A look at the TerraTalk English learning app.

When did you realize you wanted to make an impact on the education field? 

I grew up on the outskirts of Tokyo as a science-savvy kid and became super interested in foreign culture. I ended up leaving my high school to study in the United Kingdom. I did well academically back home, so it was quite a shock how my English fell short of being comprehensible at all abroad. It turns out that I wasn’t alone; in Japan, very few people reach conversational level at the end of secondary or university curriculum.

I feel that this is the result of an outdated methodology where too much emphasis is placed on explaining the grammar and little to no attention on putting the language into use. To make matters worse,  80 percent of teachers in Japan are putting 100 hours of overtime per month. They don’t have time to investigate, experiment with and transform the way they teach. When I learned this, I realized that I could help by creating a new technology to ease the burden on teachers, and make learning English more engaging for students.  

Who are your customers? How is your company positively affecting them?  

We do business directly with education institutions and local education councils. With our TerraTalk app, students can engage in role-playing style conversation lessons with their mobile devices. This enables teachers to ensure their students get enough speaking time, which is difficult to achieve with conventional classroom methodologies.

We are seeing students teach each other on how to tackle the exercises, sometimes creating their own competition out of it. In some ways, the technology we are bringing is humanizing classrooms, as it frees teachers from the standard lecture format.

How did you use Google products to make TerraTalk? 

BigQuery has helped us crunch massive user data to discover how people are using our app. Google Analytics is our go-to tool for marketing and search engine analysis. We use the TensorFlow family of machine learning tools and other numerous open source projects maintained by Google. We also use G Suite as a primary business tool, because of its reliability, security and ease of use.

Why did you choose to participate in Google Launchpad?

Google is a leading company in machine learning and cloud technology applications, which we heavily rely on. The prospect of receiving support in these areas was extremely appealing, especially when you are running a startup and saving time is everything.

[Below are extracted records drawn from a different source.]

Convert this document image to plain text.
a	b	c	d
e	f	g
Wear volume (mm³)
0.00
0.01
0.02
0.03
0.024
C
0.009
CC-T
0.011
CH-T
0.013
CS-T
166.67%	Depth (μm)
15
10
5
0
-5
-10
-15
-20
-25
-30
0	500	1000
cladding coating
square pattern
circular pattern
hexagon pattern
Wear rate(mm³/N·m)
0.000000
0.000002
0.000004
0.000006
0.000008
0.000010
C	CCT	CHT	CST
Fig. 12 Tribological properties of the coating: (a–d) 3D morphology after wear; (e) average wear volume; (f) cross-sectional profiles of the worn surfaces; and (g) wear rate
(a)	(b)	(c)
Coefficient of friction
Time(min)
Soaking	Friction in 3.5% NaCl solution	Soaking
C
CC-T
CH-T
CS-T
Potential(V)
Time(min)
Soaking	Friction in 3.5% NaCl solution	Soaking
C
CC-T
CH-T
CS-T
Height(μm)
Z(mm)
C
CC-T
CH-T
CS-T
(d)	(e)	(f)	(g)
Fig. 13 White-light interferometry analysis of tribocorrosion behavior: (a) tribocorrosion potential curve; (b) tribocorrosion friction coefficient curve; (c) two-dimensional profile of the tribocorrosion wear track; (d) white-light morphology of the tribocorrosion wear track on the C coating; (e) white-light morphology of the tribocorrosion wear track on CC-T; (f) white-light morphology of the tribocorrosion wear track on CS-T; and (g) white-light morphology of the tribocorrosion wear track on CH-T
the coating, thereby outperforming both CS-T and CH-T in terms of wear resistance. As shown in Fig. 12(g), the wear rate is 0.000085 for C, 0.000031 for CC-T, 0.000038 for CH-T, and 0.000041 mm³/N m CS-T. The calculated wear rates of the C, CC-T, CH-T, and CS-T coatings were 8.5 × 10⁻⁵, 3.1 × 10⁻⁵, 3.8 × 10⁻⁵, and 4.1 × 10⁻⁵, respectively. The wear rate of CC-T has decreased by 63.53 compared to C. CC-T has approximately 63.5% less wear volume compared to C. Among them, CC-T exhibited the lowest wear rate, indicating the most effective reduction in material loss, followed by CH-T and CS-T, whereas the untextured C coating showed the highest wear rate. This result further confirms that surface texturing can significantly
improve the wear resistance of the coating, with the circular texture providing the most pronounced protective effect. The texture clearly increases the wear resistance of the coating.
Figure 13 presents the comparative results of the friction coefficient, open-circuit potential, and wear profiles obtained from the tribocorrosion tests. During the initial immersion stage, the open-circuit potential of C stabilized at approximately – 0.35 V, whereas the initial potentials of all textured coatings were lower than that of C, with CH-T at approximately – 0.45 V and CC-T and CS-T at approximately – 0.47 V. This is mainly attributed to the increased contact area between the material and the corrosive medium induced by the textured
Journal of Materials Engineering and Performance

What was the most memorable moment from Launchpad? 

We attended Launchpad Tokyo, which had seven startups in total. In a session called Founders Circle, founders from the startups got together and shared their biggest failures to date in a fireside-chat style. It was the moment where we became a true community, and many of us are still in touch after the program.

What advice do you have for future entrepreneurs? 

Don’t quit. Find a business or market where you have a natural advantage over other people. Whether your competition is other startups or established companies, it is the people you work with who make the difference.